今回のアメリカ大統領選、盛り上がってますね。そして蓋を開けてみたら意外な結果に終わり、ハリス氏が大きな敗北を喫しました。

今回の結果による政治的な影響も興味深いところですが、私として興味をもつのは、なぜ支持を得られなかったのか大衆の心理が気になります。

具体的な政策の問題もありましょうが、もっと単純なコミュニケーションミスが問題だったことが伺えます。端的に言えば、民衆が真に求めているのは「綺麗事」ではなかったということです。

※この記事には政治的意図はまったくありません。

正論だけでは根本的に足りないこと

今回の選挙をめぐって、主にハリス氏の分析が顕著になされています。

主張としては共通していて、トランプの勝利というより、ハリスおよびリベラルの敗北ということ。

LGBTQAの性的少数者の権利問題、女性権利、移民を迎え入れることなどはどれも素晴らしいことではあるものの、それが「綺麗事」としてしか多くの人は見なかった。

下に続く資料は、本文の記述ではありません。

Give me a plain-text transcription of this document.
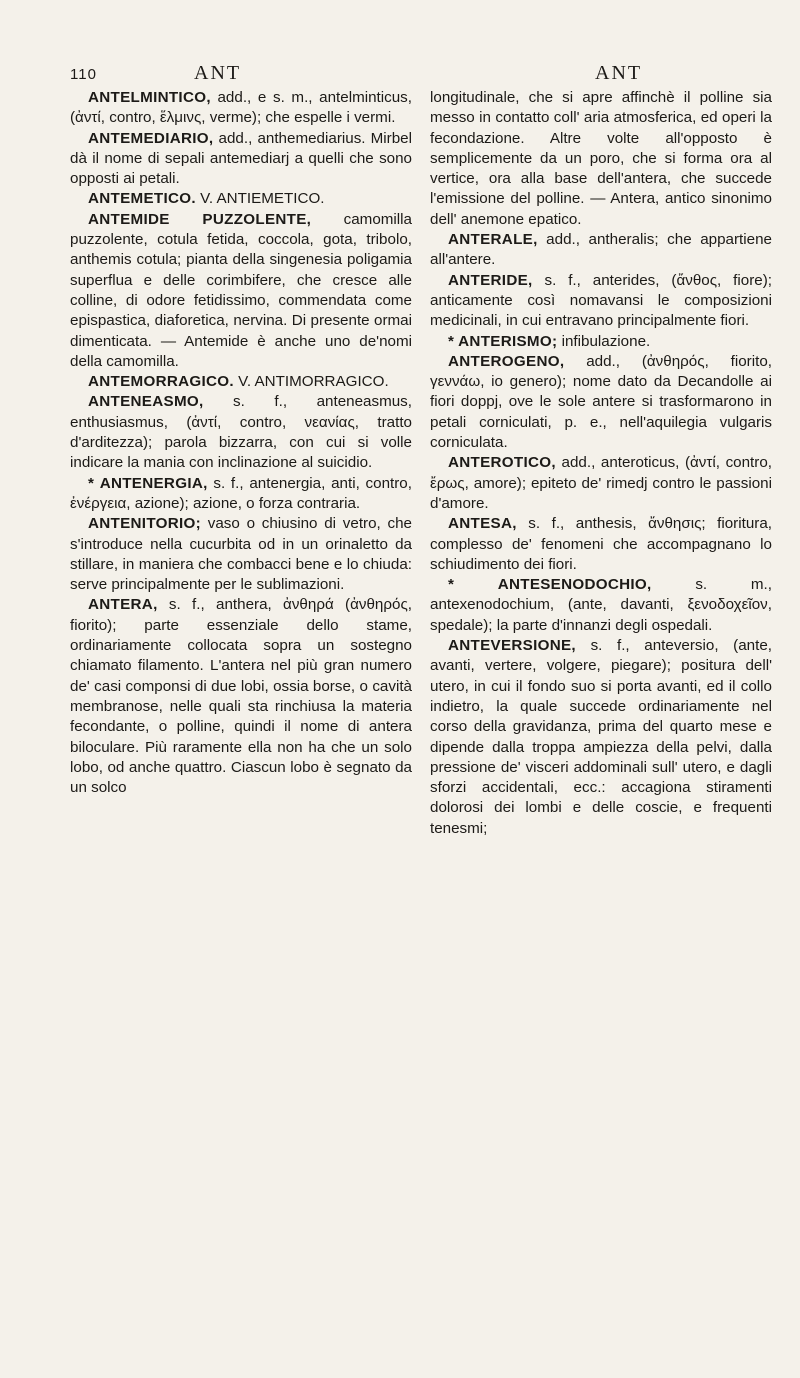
110	ANT	ANT

ANTELMINTICO, add., e s. m., antelminticus, (ἀντί, contro, ἕλμινς, verme); che espelle i vermi.

ANTEMEDIARIO, add., anthemediarius. Mirbel dà il nome di sepali antemediarj a quelli che sono opposti ai petali.

ANTEMETICO. V. ANTIEMETICO.

ANTEMIDE PUZZOLENTE, camomilla puzzolente, cotula fetida, coccola, gota, tribolo, anthemis cotula; pianta della singenesia poligamia superflua e delle corimbifere, che cresce alle colline, di odore fetidissimo, commendata come epispastica, diaforetica, nervina. Di presente ormai dimenticata. — Antemide è anche uno de'nomi della camomilla.

ANTEMORRAGICO. V. ANTIMORRAGICO.

ANTENEASMO, s. f., anteneasmus, enthusiasmus, (ἀντί, contro, νεανίας, tratto d'arditezza); parola bizzarra, con cui si volle indicare la mania con inclinazione al suicidio.

* ANTENERGIA, s. f., antenergia, anti, contro, ἐνέργεια, azione); azione, o forza contraria.

ANTENITORIO; vaso o chiusino di vetro, che s'introduce nella cucurbita od in un orinaletto da stillare, in maniera che combacci bene e lo chiuda: serve principalmente per le sublimazioni.

ANTERA, s. f., anthera, ἀνθηρά (ἀνθηρός, fiorito); parte essenziale dello stame, ordinariamente collocata sopra un sostegno chiamato filamento. L'antera nel più gran numero de' casi componsi di due lobi, ossia borse, o cavità membranose, nelle quali sta rinchiusa la materia fecondante, o polline, quindi il nome di antera biloculare. Più raramente ella non ha che un solo lobo, od anche quattro. Ciascun lobo è segnato da un solco

longitudinale, che si apre affinchè il polline sia messo in contatto coll' aria atmosferica, ed operi la fecondazione. Altre volte all'opposto è semplicemente da un poro, che si forma ora al vertice, ora alla base dell'antera, che succede l'emissione del polline. — Antera, antico sinonimo dell' anemone epatico.

ANTERALE, add., antheralis; che appartiene all'antere.

ANTERIDE, s. f., anterides, (ἄνθος, fiore); anticamente così nomavansi le composizioni medicinali, in cui entravano principalmente fiori.

* ANTERISMO; infibulazione.

ANTEROGENO, add., (ἀνθηρός, fiorito, γεννάω, io genero); nome dato da Decandolle ai fiori doppj, ove le sole antere si trasformarono in petali corniculati, p. e., nell'aquilegia vulgaris corniculata.

ANTEROTICO, add., anteroticus, (ἀντί, contro, ἔρως, amore); epiteto de' rimedj contro le passioni d'amore.

ANTESA, s. f., anthesis, ἄνθησις; fioritura, complesso de' fenomeni che accompagnano lo schiudimento dei fiori.

* ANTESENODOCHIO, s. m., antexenodochium, (ante, davanti, ξενοδοχεῖον, spedale); la parte d'innanzi degli ospedali.

ANTEVERSIONE, s. f., anteversio, (ante, avanti, vertere, volgere, piegare); positura dell' utero, in cui il fondo suo si porta avanti, ed il collo indietro, la quale succede ordinariamente nel corso della gravidanza, prima del quarto mese e dipende dalla troppa ampiezza della pelvi, dalla pressione de' visceri addominali sull' utero, e dagli sforzi accidentali, ecc.: accagiona stiramenti dolorosi dei lombi e delle coscie, e frequenti tenesmi;
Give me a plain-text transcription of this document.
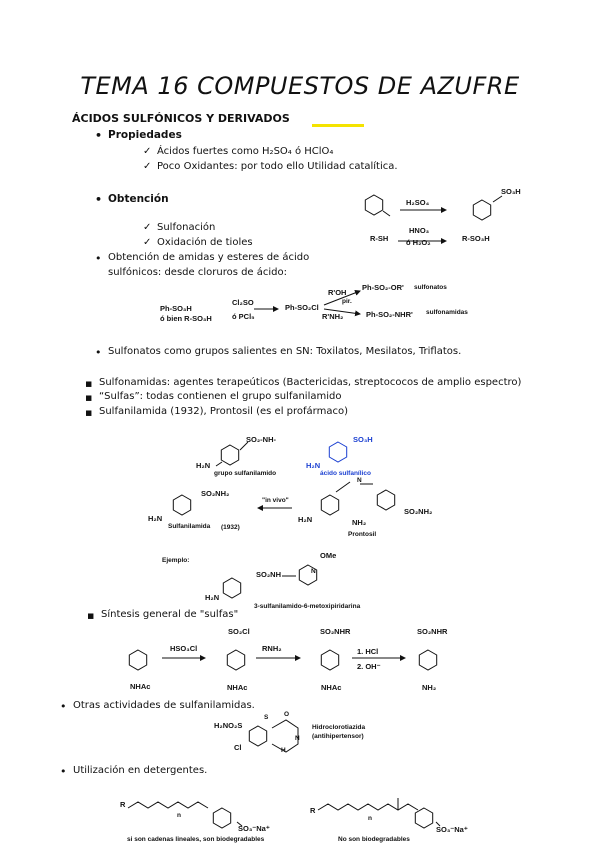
TEMA 16 COMPUESTOS DE AZUFRE
ÁCIDOS SULFÓNICOS Y DERIVADOS
• Propiedades
✓ Ácidos fuertes como H₂SO₄ ó HClO₄
✓ Poco Oxidantes: por todo ello Utilidad catalítica.
• Obtención
✓ Sulfonación
✓ Oxidación de tioles
H₂SO₄
SO₃H
R-SH
HNO₃
ó H₂O₂	R-SO₃H
• Obtención de amidas y esteres de ácido
sulfónicos: desde cloruros de ácido:
Ph-SO₃H
ó bien R-SO₃H
Cl₂SO
ó PCl₅
Ph-SO₂Cl
R'OH
pir.
R'NH₂
Ph-SO₂-OR' sulfonatos
Ph-SO₂-NHR' sulfonamidas
• Sulfonatos como grupos salientes en SN: Toxilatos, Mesilatos, Triflatos.
▪ Sulfonamidas: agentes terapeúticos (Bactericidas, streptococos de amplio espectro)
▪ “Sulfas”: todas contienen el grupo sulfanilamido
▪ Sulfanilamida (1932), Prontosil (es el profármaco)
SO₂-NH-
H₂N
grupo sulfanilamido
SO₃H
H₂N
ácido sulfanílico
SO₂NH₂
H₂N
Sulfanilamida (1932)
"in vivo"
N
H₂N	NH₂
SO₂NH₂
Prontosil
Ejemplo:
OMe
N
SO₂NH
H₂N
3-sulfanilamido-6-metoxipiridarina
▪ Síntesis general de "sulfas"
NHAc
HSO₃Cl
SO₂Cl
NHAc
RNH₂
SO₂NHR
NHAc
1. HCl
2. OH⁻
SO₂NHR
NH₂
• Otras actividades de sulfanilamidas.
H₂NO₂S
Cl	H
O
S
N
Hidroclorotiazida
(antihipertensor)
• Utilización en detergentes.
R
n
SO₃⁻Na⁺
R
n
SO₃⁻Na⁺
si son cadenas lineales, son biodegradables	No son biodegradables
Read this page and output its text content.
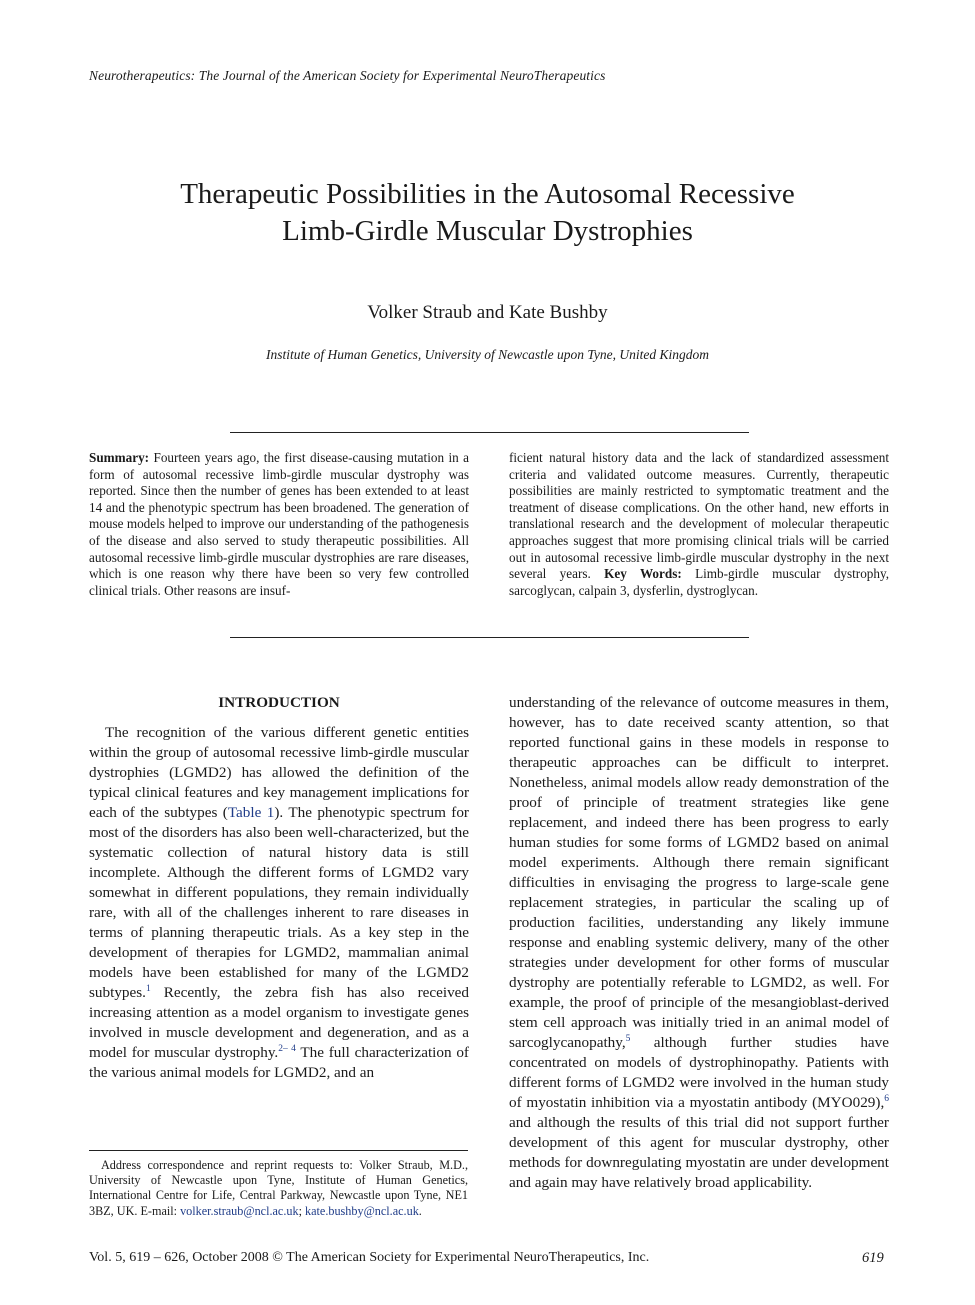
Neurotherapeutics: The Journal of the American Society for Experimental NeuroTherapeutics
Therapeutic Possibilities in the Autosomal Recessive
Limb-Girdle Muscular Dystrophies
Volker Straub and Kate Bushby
Institute of Human Genetics, University of Newcastle upon Tyne, United Kingdom
Summary: Fourteen years ago, the first disease-causing mutation in a form of autosomal recessive limb-girdle muscular dystrophy was reported. Since then the number of genes has been extended to at least 14 and the phenotypic spectrum has been broadened. The generation of mouse models helped to improve our understanding of the pathogenesis of the disease and also served to study therapeutic possibilities. All autosomal recessive limb-girdle muscular dystrophies are rare diseases, which is one reason why there have been so very few controlled clinical trials. Other reasons are insuf-
ficient natural history data and the lack of standardized assessment criteria and validated outcome measures. Currently, therapeutic possibilities are mainly restricted to symptomatic treatment and the treatment of disease complications. On the other hand, new efforts in translational research and the development of molecular therapeutic approaches suggest that more promising clinical trials will be carried out in autosomal recessive limb-girdle muscular dystrophy in the next several years. Key Words: Limb-girdle muscular dystrophy, sarcoglycan, calpain 3, dysferlin, dystroglycan.
INTRODUCTION

The recognition of the various different genetic entities within the group of autosomal recessive limb-girdle muscular dystrophies (LGMD2) has allowed the definition of the typical clinical features and key management implications for each of the subtypes (Table 1). The phenotypic spectrum for most of the disorders has also been well-characterized, but the systematic collection of natural history data is still incomplete. Although the different forms of LGMD2 vary somewhat in different populations, they remain individually rare, with all of the challenges inherent to rare diseases in terms of planning therapeutic trials. As a key step in the development of therapies for LGMD2, mammalian animal models have been established for many of the LGMD2 subtypes.$^1$ Recently, the zebra fish has also received increasing attention as a model organism to investigate genes involved in muscle development and degeneration, and as a model for muscular dystrophy.$^{2- 4}$ The full characterization of the various animal models for LGMD2, and an

understanding of the relevance of outcome measures in them, however, has to date received scanty attention, so that reported functional gains in these models in response to therapeutic approaches can be difficult to interpret. Nonetheless, animal models allow ready demonstration of the proof of principle of treatment strategies like gene replacement, and indeed there has been progress to early human studies for some forms of LGMD2 based on animal model experiments. Although there remain significant difficulties in envisaging the progress to large-scale gene replacement strategies, in particular the scaling up of production facilities, understanding any likely immune response and enabling systemic delivery, many of the other strategies under development for other forms of muscular dystrophy are potentially referable to LGMD2, as well. For example, the proof of principle of the mesangioblast-derived stem cell approach was initially tried in an animal model of sarcoglycanopathy,$^5$ although further studies have concentrated on models of dystrophinopathy. Patients with different forms of LGMD2 were involved in the human study of myostatin inhibition via a myostatin antibody (MYO029),$^6$ and although the results of this trial did not support further development of this agent for muscular dystrophy, other methods for downregulating myostatin are under development and again may have relatively broad applicability.

Address correspondence and reprint requests to: Volker Straub, M.D., University of Newcastle upon Tyne, Institute of Human Genetics, International Centre for Life, Central Parkway, Newcastle upon Tyne, NE1 3BZ, UK. E-mail: volker.straub@ncl.ac.uk; kate.bushby@ncl.ac.uk.
Vol. 5, 619 – 626, October 2008 © The American Society for Experimental NeuroTherapeutics, Inc.	619
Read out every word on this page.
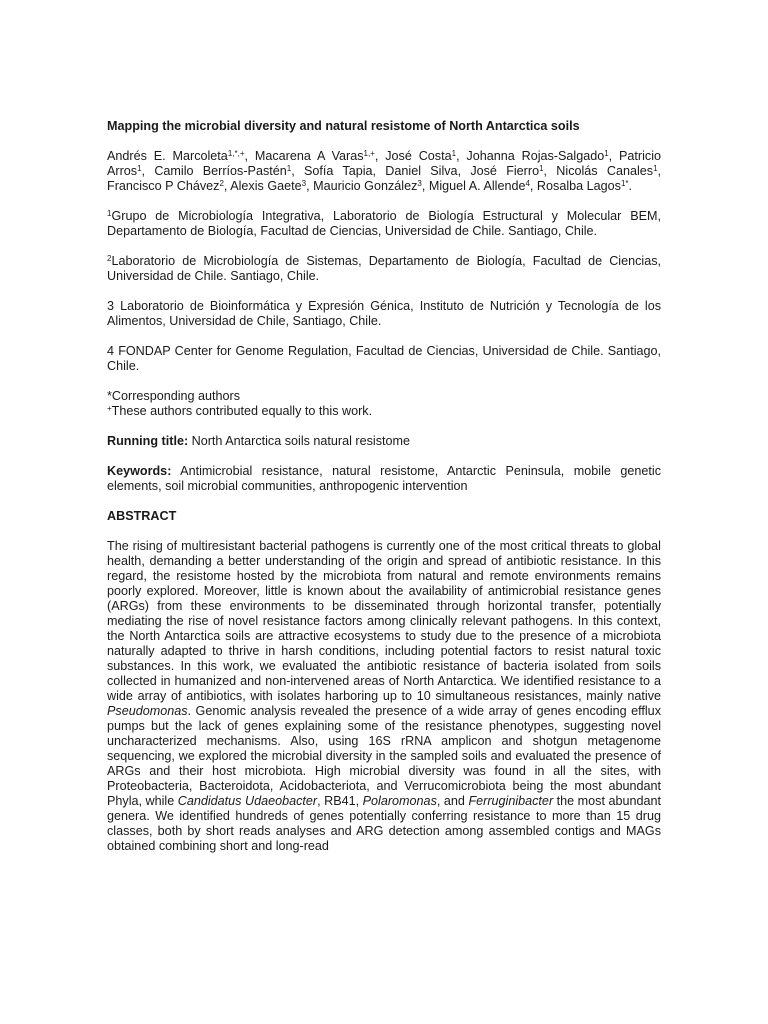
Mapping the microbial diversity and natural resistome of North Antarctica soils
Andrés E. Marcoleta$^{1,*,+}$, Macarena A Varas$^{1,+}$, José Costa$^1$, Johanna Rojas-Salgado$^1$, Patricio Arros$^1$, Camilo Berríos-Pastén$^1$, Sofía Tapia, Daniel Silva, José Fierro$^1$, Nicolás Canales$^1$, Francisco P Chávez$^2$, Alexis Gaete$^3$, Mauricio González$^3$, Miguel A. Allende$^4$, Rosalba Lagos$^{1*}$.
$^1$Grupo de Microbiología Integrativa, Laboratorio de Biología Estructural y Molecular BEM, Departamento de Biología, Facultad de Ciencias, Universidad de Chile. Santiago, Chile.
$^2$Laboratorio de Microbiología de Sistemas, Departamento de Biología, Facultad de Ciencias, Universidad de Chile. Santiago, Chile.
3 Laboratorio de Bioinformática y Expresión Génica, Instituto de Nutrición y Tecnología de los Alimentos, Universidad de Chile, Santiago, Chile.
4 FONDAP Center for Genome Regulation, Facultad de Ciencias, Universidad de Chile. Santiago, Chile.
*Corresponding authors
+These authors contributed equally to this work.
Running title: North Antarctica soils natural resistome
Keywords: Antimicrobial resistance, natural resistome, Antarctic Peninsula, mobile genetic elements, soil microbial communities, anthropogenic intervention
ABSTRACT
The rising of multiresistant bacterial pathogens is currently one of the most critical threats to global health, demanding a better understanding of the origin and spread of antibiotic resistance. In this regard, the resistome hosted by the microbiota from natural and remote environments remains poorly explored. Moreover, little is known about the availability of antimicrobial resistance genes (ARGs) from these environments to be disseminated through horizontal transfer, potentially mediating the rise of novel resistance factors among clinically relevant pathogens. In this context, the North Antarctica soils are attractive ecosystems to study due to the presence of a microbiota naturally adapted to thrive in harsh conditions, including potential factors to resist natural toxic substances. In this work, we evaluated the antibiotic resistance of bacteria isolated from soils collected in humanized and non-intervened areas of North Antarctica. We identified resistance to a wide array of antibiotics, with isolates harboring up to 10 simultaneous resistances, mainly native Pseudomonas. Genomic analysis revealed the presence of a wide array of genes encoding efflux pumps but the lack of genes explaining some of the resistance phenotypes, suggesting novel uncharacterized mechanisms. Also, using 16S rRNA amplicon and shotgun metagenome sequencing, we explored the microbial diversity in the sampled soils and evaluated the presence of ARGs and their host microbiota. High microbial diversity was found in all the sites, with Proteobacteria, Bacteroidota, Acidobacteriota, and Verrucomicrobiota being the most abundant Phyla, while Candidatus Udaeobacter, RB41, Polaromonas, and Ferruginibacter the most abundant genera. We identified hundreds of genes potentially conferring resistance to more than 15 drug classes, both by short reads analyses and ARG detection among assembled contigs and MAGs obtained combining short and long-read
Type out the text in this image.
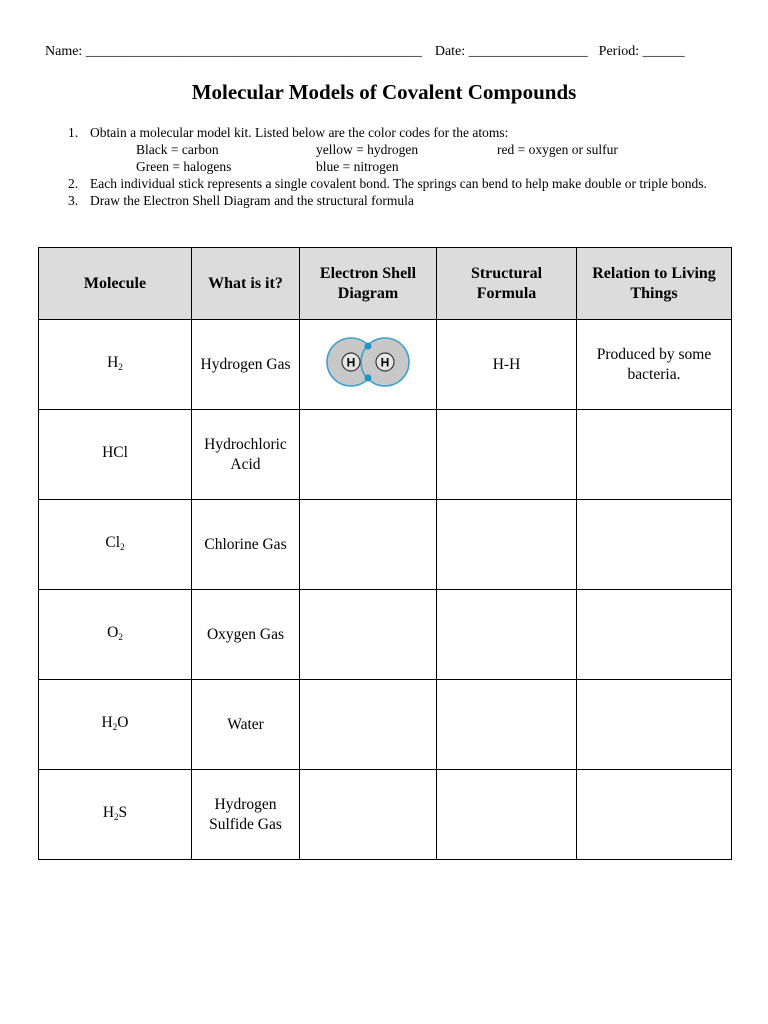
Name: ________________________________________________ Date: _________________ Period: ______
Molecular Models of Covalent Compounds
1. Obtain a molecular model kit. Listed below are the color codes for the atoms:
Black = carbon	yellow = hydrogen	red = oxygen or sulfur
Green = halogens	blue = nitrogen
2. Each individual stick represents a single covalent bond. The springs can bend to help make double or triple bonds.
3. Draw the Electron Shell Diagram and the structural formula
Molecule	What is it?	Electron Shell Diagram	Structural Formula	Relation to Living Things
$H_2$	Hydrogen Gas	H H	H-H	Produced by some bacteria.
HCl	Hydrochloric Acid			
$Cl_2$	Chlorine Gas			
$O_2$	Oxygen Gas			
$H_2O$	Water			
$H_2S$	Hydrogen Sulfide Gas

それが本来支持する人からもそう見られてしまった。そのため勝つべき場所でも勝てなかった。その結果の大敗ということです。

多くの有権者が切に抱えていたのは先行きのまったく見えない「経済的不安」でした。物価の高騰や賃金の停滞、住宅費の上昇などで、毎日の生活が苦しいと感じる人が少なくありません。理想論だけでは、そんな彼らのお腹は膨れません。もっと具体的な経済対策や支援策であり、確実に変化する希望が必要でした。

そういう点でトランプは上手かった。内容や言動はともかく、単純明快に変化を訴え、経済不安を抱えた人に訴えることに成功しました。トランプ嫌いだったとしても、どちらが”現実的”に票を入れたいかという点で、トランプに傾いてしまったわけです。

根底にある不安を無視した提案は逆効果に

こういったことは政治に限らずよくあります。

生活がいっぱいいっぱいで、今日食べるご飯すらままならない状態の人に「挑戦していこう!」「大谷翔平のように世界で活躍できる」と言ったらどうでしょう?

「今必要なのは挑戦とかじゃなくて、今日の食事と寝床なんですけど!」「俺、大谷翔平じゃねえから!」

シンプルにうるさいですよね。せっかくの気遣いだったとしても、サイコパス野郎の戯言に聞こえてしまいます

マリー・アントワネットの「パンがなければケーキを食べればいいじゃない」は綺麗事以前の言葉ですが、印象としてはこれに近いものがあるのでしょう(こちらはとのことですが)

ハリス氏が掲げていた政策も、もちろん正義や社会の理想を考えたものでしたが、経済的な苦しみにある人からすると、「その理想は自分と関係ない」と感じられたのかもしれません。

理想論は言う人自身を酔わす酒

これ理屈としてはすごいシンプルなので、気をつければいいじゃんということなのですが、怖いのは理想論を語っていると気持ちいい状態に陥りやすいことにあると思います。

エコーチェンバー現象やフィルターバブル現象といった同じ思想の賛同者だけで寄り合い、自分たちの主張を強化する傾向は反ワクチン派などの過激思想だけではないということです。

今回でいうとリベラルの人たちもこの罠にハマってしまったと言えます。リベラル中心層からは肯定されていたのですが、その外側の人たちの声は聞こえなくなってしまっていたのでしょう。

理想論を掲げて、周りの人が同調してくれているとき、得てして、その外を見失いがちです。これはSNSにかぎらず、リアルの場でもそうです。

内で盛り上がりすぎると、盛り上がっていない外側の人の気持ちを慮ることができなくなり、結果支持を得られない理想論モンスターになってしまいます。こんな人には共感もクソもありません。

分断し排除しようとする心に気づくには

とはいえ、「正論を語るべきではない」と言いたいわけではありません。そういう話ではありません。理想があるからこそ未来の指針が生まれます。

ハリス側を問題視しましたが、じゃあトランプがリベラル側を理解できていたかというと、そういう感じはないでしょう。人数差による選挙を制したということです。

問題はどの立場になろうとも、誰しも人を分断し排除する心があるということ。これがあらゆる物事の敗因になりかねないということです。気持ち良くなっているときにこの点は見失いがちです。

ですから私達は自分を褒めてくれる人だけを見るのではなく、批判する人にもよくよく耳を傾けないといけません

そこに多くの”票”が存在するかもしれないのですから。